Drift Correction (Smoothing) • midar

MiDAR provides different functions for run-order drift correction, differing by the employed smoothing algorithm. These functions can be categorized into functions that are either more suited for QC or study sample-based drift correction.

The data must be provided via a MidarExperiment object, whereby raw data that was imported or processed data can be corrected, such as intensity or conc values.

These drift correction functions have various options for customization, please refer the manual page on Drift and Batch Correction for more details.

Import data

In this tutorial, we import pre-calculcated raw oncentration values from a CSV file. This file must contain a column with batch information (batch_id) if batch-wise correction should be applied, see import_data_csv() for more information.

library(midar)

myexp <- midar::MidarExperiment()

myexp <- import_data_csv(
  myexp,
  path = "smooth-testdata.csv", 
  variable_name = "conc", 
  import_metadata = TRUE)

QC-based smoothing

Now we apply a QC-based drift correction using cubic spline. See correct_drift_cubicspline() for more information.

mexp_drift <- correct_drift_cubicspline(
  myexp,
  batch_wise = FALSE,
  variable = "conc",
  ref_qc_types = "BQC",
  recalc_trend_after = TRUE)
#> ℹ Applying `conc` drift correction...
#> ✔ Drift correction was applied to 3 of 3 features (across all batches).
#> ℹ The median CV change of all features in study samples was -4.69% (range: -8.21% to 1.17%). The median absolute CV of all features decreased from 30.56% to 28.52%.

Next, we inspect the data before and after the correction. We observe that the green trendline follows the QC samples (in red). After the correction, the trend has been fully smoothed out, resulting in a straight line.

plot_runscatter(mexp_drift, variable = "conc_before", qc_types = c("BQC", "SPL"),
                rows_page = 1, cols_page = 3, show_trend = TRUE)

RunScatter plots before and after batch correction

plot_runscatter(mexp_drift, variable = "conc", qc_types = c("BQC", "SPL"),
                rows_page = 1, cols_page = 3, show_trend = TRUE)

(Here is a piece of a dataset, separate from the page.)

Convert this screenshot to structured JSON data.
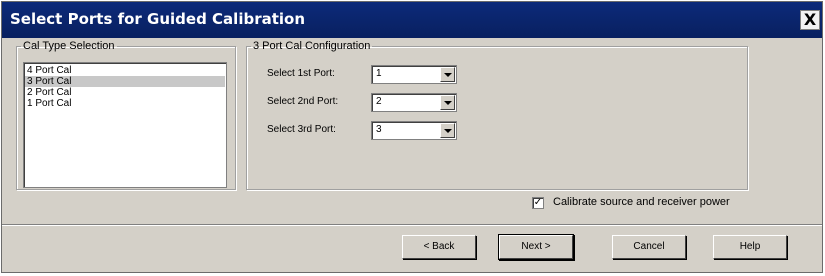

RunScatter plots before and after batch correction

Sample trend-based smoothing

Above, we observe that the QC samples do not fully represent the trends of the study samples. This discrepancy can occur when the QC samples, which often based on pooled samples, differ in handling or properties from the study samples.

We therefore now try a sample-based drift correction gaussian kernel smoothing. See correct_drift_gaussiankernel) for more information.

mexp_drift <- correct_drift_gaussiankernel(
  myexp,
  variable = "conc",
  kernel_size = 10,
  batch_wise = FALSE,
  ref_qc_types = "SPL",
  recalc_trend_after = TRUE)
#> ℹ Applying `conc` drift correction...
#> ✔ Drift correction was applied to 3 of 3 features (across all batches).
#> ℹ The median CV change of all features in study samples was -6.18% (range: -11.46% to -1.49%). The median absolute CV of all features decreased from 30.56% to 25.86%.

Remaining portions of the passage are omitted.